The first Monday of October will not only bring a new Supreme Court term but also a new U.S. postage stamp for the late Justice Ruth Bader Ginsburg.

Ginsburg’s stamp will officially be issued Oct. 2 at Washington’s National Portrait Gallery. NPR’s Nina Totenberg and Ginsburg’s granddaughter Clara Spera are listed among the speakers at the first-day event, according to Linn’s Stamp News.

Ginsburg, who was appointed by former President Bill Clinton, served on the nation’s top court from 1993 until her death in September 2020. She was the court’s second female justice, after Justice Sandra Day O’Connor.

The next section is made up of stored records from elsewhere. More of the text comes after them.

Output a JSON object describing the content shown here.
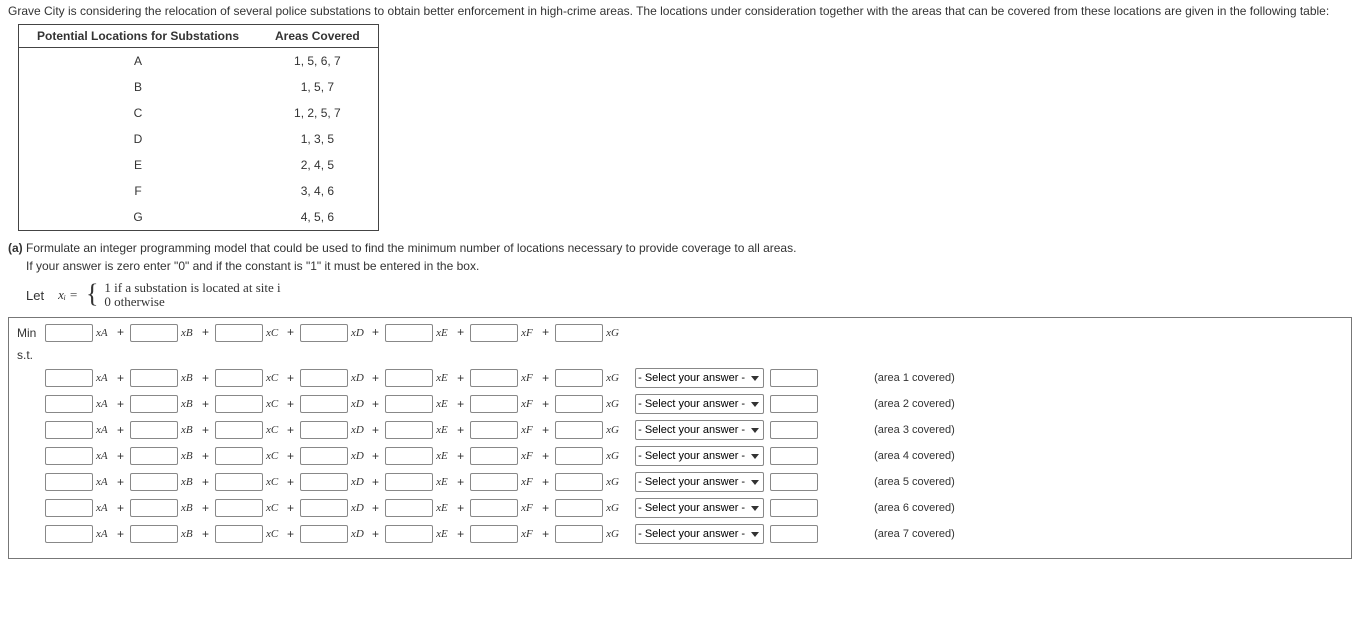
{
  "intro": "Grave City is considering the relocation of several police substations to obtain better enforcement in high-crime areas. The locations under consideration together with the areas that can be covered from these locations are given in the following table:",
  "table": {
    "header1": "Potential Locations for Substations",
    "header2": "Areas Covered",
    "rows": [
      {
        "loc": "A",
        "areas": "1, 5, 6, 7"
      },
      {
        "loc": "B",
        "areas": "1, 5, 7"
      },
      {
        "loc": "C",
        "areas": "1, 2, 5, 7"
      },
      {
        "loc": "D",
        "areas": "1, 3, 5"
      },
      {
        "loc": "E",
        "areas": "2, 4, 5"
      },
      {
        "loc": "F",
        "areas": "3, 4, 6"
      },
      {
        "loc": "G",
        "areas": "4, 5, 6"
      }
    ]
  },
  "partA": {
    "label": "(a)",
    "text": "Formulate an integer programming model that could be used to find the minimum number of locations necessary to provide coverage to all areas."
  },
  "note": "If your answer is zero enter \"0\" and if the constant is \"1\" it must be entered in the box.",
  "definition": {
    "let": "Let",
    "xi": "xᵢ =",
    "case1": "1 if a substation is located at site i",
    "case2": "0 otherwise"
  },
  "vars": [
    "xA",
    "xB",
    "xC",
    "xD",
    "xE",
    "xF",
    "xG"
  ],
  "min": "Min",
  "st": "s.t.",
  "selectPlaceholder": "- Select your answer -",
  "areas": [
    "(area 1 covered)",
    "(area 2 covered)",
    "(area 3 covered)",
    "(area 4 covered)",
    "(area 5 covered)",
    "(area 6 covered)",
    "(area 7 covered)"
  ],
  "plus": "+"
}
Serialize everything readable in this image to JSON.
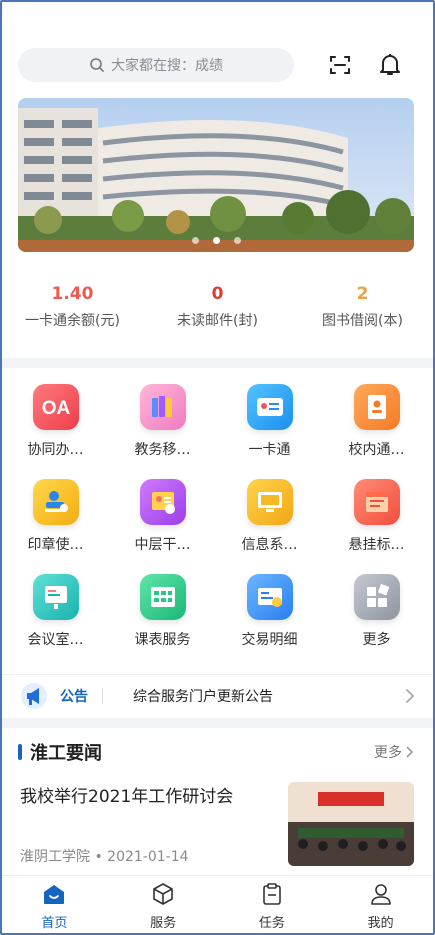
{
  "search": {
    "placeholder": "大家都在搜：成绩"
  },
  "header": {
    "scan_icon": "scan-icon",
    "bell_icon": "bell-icon"
  },
  "banner": {
    "dot_count": 3,
    "active_dot": 1
  },
  "stats": [
    {
      "value": "1.40",
      "label": "一卡通余额(元)",
      "color": "#ee5a52"
    },
    {
      "value": "0",
      "label": "未读邮件(封)",
      "color": "#e53935"
    },
    {
      "value": "2",
      "label": "图书借阅(本)",
      "color": "#f0a044"
    }
  ],
  "apps": [
    {
      "label": "协同办…",
      "icon": "oa-icon",
      "color": "#f2545b"
    },
    {
      "label": "教务移…",
      "icon": "books-icon",
      "color": "#f59bcf"
    },
    {
      "label": "一卡通",
      "icon": "card-icon",
      "color": "#2aa6f2"
    },
    {
      "label": "校内通…",
      "icon": "contacts-icon",
      "color": "#f5903a"
    },
    {
      "label": "印章使…",
      "icon": "stamp-icon",
      "color": "#f7c12b"
    },
    {
      "label": "中层干…",
      "icon": "cadre-icon",
      "color": "#b14ef2"
    },
    {
      "label": "信息系…",
      "icon": "computer-icon",
      "color": "#f6bb24"
    },
    {
      "label": "悬挂标…",
      "icon": "banner-icon",
      "color": "#f86b5a"
    },
    {
      "label": "会议室…",
      "icon": "meeting-icon",
      "color": "#30c7c2"
    },
    {
      "label": "课表服务",
      "icon": "timetable-icon",
      "color": "#28c689"
    },
    {
      "label": "交易明细",
      "icon": "transaction-icon",
      "color": "#3a8df4"
    },
    {
      "label": "更多",
      "icon": "more-icon",
      "color": "#9ea3ad"
    }
  ],
  "notice": {
    "tag": "公告",
    "text": "综合服务门户更新公告"
  },
  "news": {
    "section_title": "淮工要闻",
    "more_label": "更多",
    "items": [
      {
        "headline": "我校举行2021年工作研讨会",
        "source": "淮阴工学院",
        "date": "2021-01-14",
        "meta": "淮阴工学院 • 2021-01-14"
      }
    ]
  },
  "tabs": [
    {
      "label": "首页",
      "icon": "home-icon",
      "active": true
    },
    {
      "label": "服务",
      "icon": "cube-icon",
      "active": false
    },
    {
      "label": "任务",
      "icon": "clipboard-icon",
      "active": false
    },
    {
      "label": "我的",
      "icon": "user-icon",
      "active": false
    }
  ],
  "colors": {
    "accent": "#1565c0",
    "band": "#f3f4f7"
  }
}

The United States does not issue stamps honoring living people, though living people have sometimes been seen on stamps that were meant to highlight specific events, topics or even movie franchises. But, except for former presidents (who are typically memorialized within a year of their deaths), the soonest that a person is ever honored on one of the nation’s postage stamps is three years after they die.

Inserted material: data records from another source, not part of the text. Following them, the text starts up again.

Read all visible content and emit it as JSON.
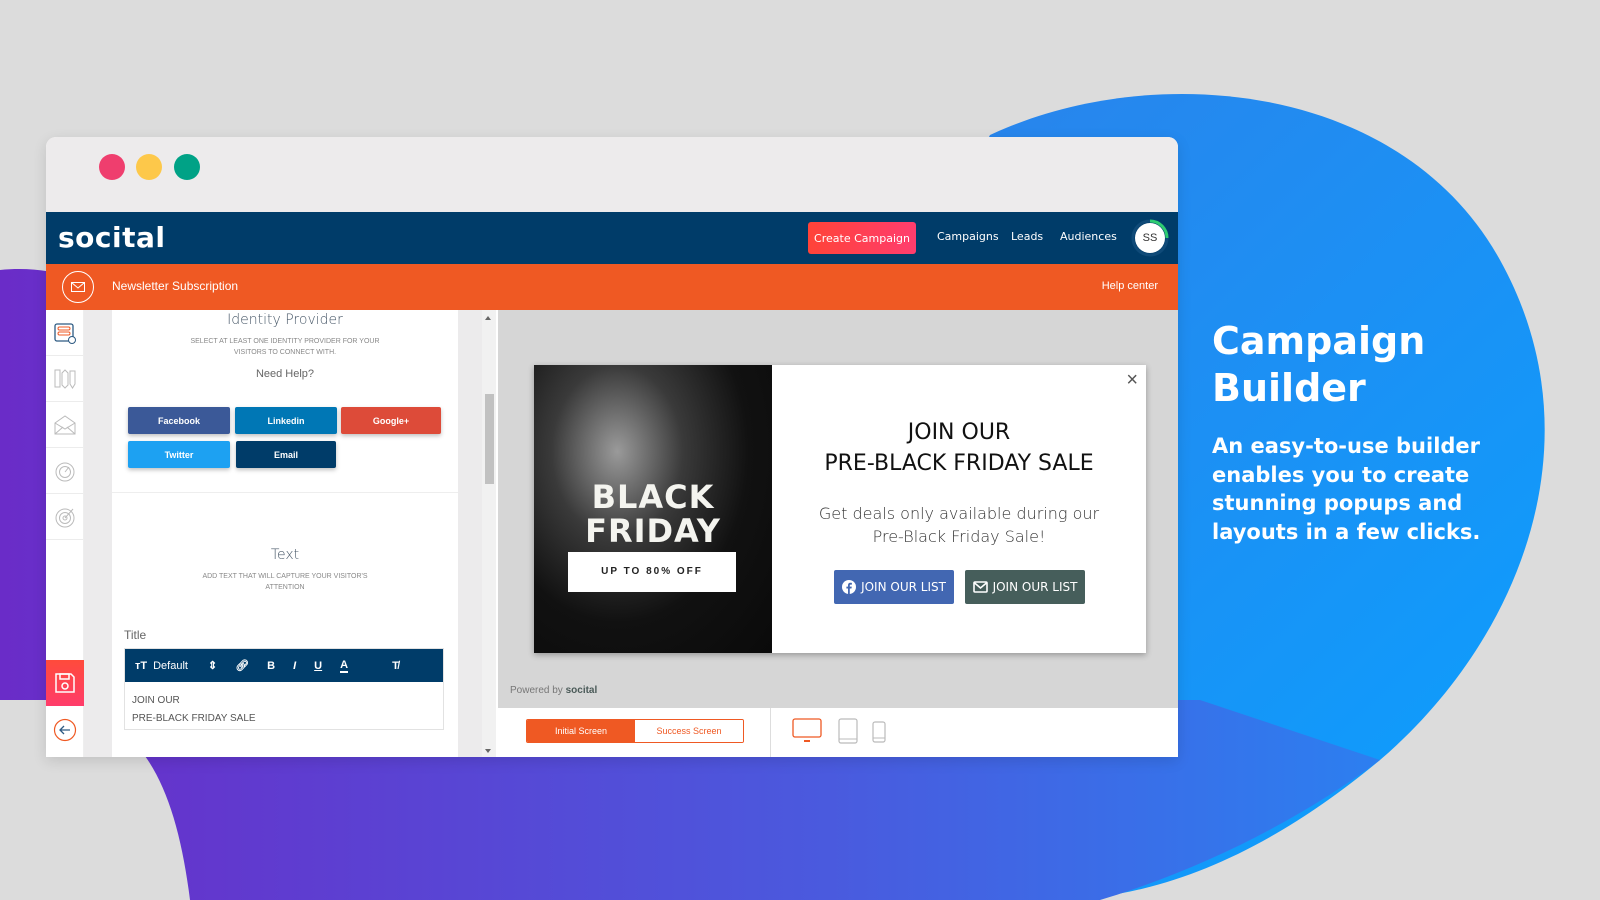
{
  "window": {
    "traffic_lights": [
      "close",
      "minimize",
      "maximize"
    ]
  },
  "topnav": {
    "logo": "socital",
    "create_campaign": "Create Campaign",
    "links": [
      "Campaigns",
      "Leads",
      "Audiences"
    ],
    "avatar_initials": "SS"
  },
  "subbar": {
    "title": "Newsletter Subscription",
    "help": "Help center"
  },
  "rail": {
    "items": [
      "form-settings-icon",
      "design-tools-icon",
      "email-icon",
      "timer-icon",
      "target-icon"
    ],
    "save": "save-icon",
    "back": "back-arrow-icon"
  },
  "panel": {
    "identity": {
      "title": "Identity Provider",
      "desc": "SELECT AT LEAST ONE IDENTITY PROVIDER FOR YOUR VISITORS TO CONNECT WITH.",
      "help": "Need Help?",
      "providers": [
        {
          "label": "Facebook",
          "color": "#3b5998"
        },
        {
          "label": "Linkedin",
          "color": "#0077b5"
        },
        {
          "label": "Google+",
          "color": "#dd4b39"
        },
        {
          "label": "Twitter",
          "color": "#1da1f2"
        },
        {
          "label": "Email",
          "color": "#003c69"
        }
      ]
    },
    "text": {
      "title": "Text",
      "desc": "ADD TEXT THAT WILL CAPTURE YOUR VISITOR'S ATTENTION",
      "field_label": "Title",
      "toolbar": {
        "font_size": "Default",
        "bold": "B",
        "italic": "I",
        "underline": "U",
        "color": "A"
      },
      "value_line1": "JOIN OUR",
      "value_line2": "PRE-BLACK FRIDAY SALE"
    }
  },
  "preview": {
    "image_title_line1": "BLACK",
    "image_title_line2": "FRIDAY",
    "image_tag": "UP TO 80% OFF",
    "close": "×",
    "headline_line1": "JOIN OUR",
    "headline_line2": "PRE-BLACK FRIDAY SALE",
    "sub_line1": "Get deals only available during our",
    "sub_line2": "Pre-Black Friday Sale!",
    "btn_facebook": "JOIN OUR LIST",
    "btn_email": "JOIN OUR LIST",
    "powered_prefix": "Powered by",
    "powered_brand": "socital"
  },
  "bottombar": {
    "initial": "Initial Screen",
    "success": "Success Screen",
    "devices": [
      "desktop",
      "tablet",
      "mobile"
    ],
    "active_device": "desktop"
  },
  "promo": {
    "title_line1": "Campaign",
    "title_line2": "Builder",
    "desc": "An easy-to-use builder enables you to create stunning popups and layouts in a few clicks."
  },
  "colors": {
    "navy": "#003c69",
    "orange": "#ef5923",
    "red_cta": "#ff4338",
    "blue_blob": "#1e90ff",
    "purple_blob": "#6a2fc9"
  }
}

This year, that time frame was true not only of Ginsburg but also civil rights activist John Lewis (1940-2020), whose stamp was issued in July.

Relatively few American stamps have depicted Supreme Court justices, though John Marshall, the court’s longest-serving chief justice, has been honored with multiple stamps through the decades. That’s also true of William Howard Taft, though he also served as president of the United States.

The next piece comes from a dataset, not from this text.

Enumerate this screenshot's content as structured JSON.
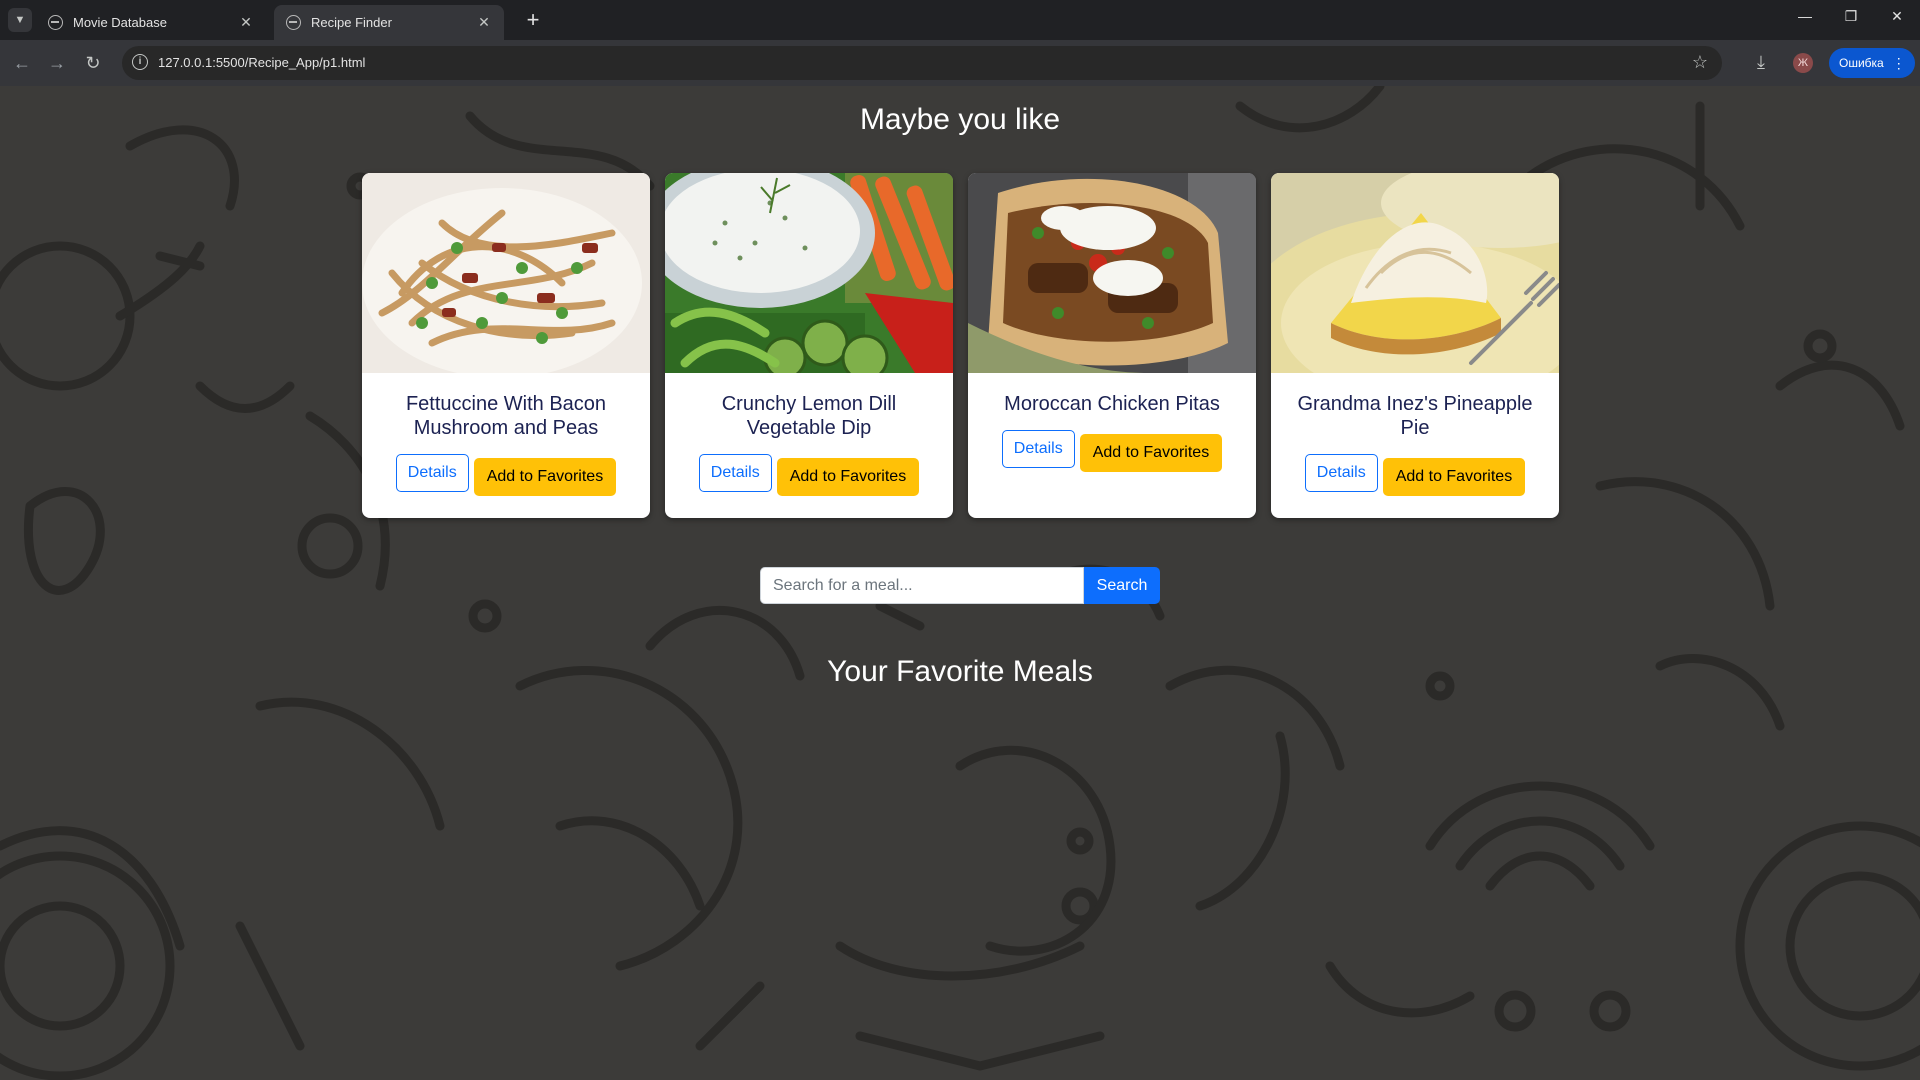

The court’s first African American justice, Thurgood Marshall, was recognized in 2003 as part of the USPS’s annual Black Heritage series. In 2009, four former justices — Joseph Story, Louis Brandeis, Felix Frankfurter and William Brennan — were saluted together on a souvenir sheet.

The Ginsburg stamp was designed by portrait artist Michael Deas and is good for use indefinitely on any first-class domestic mail.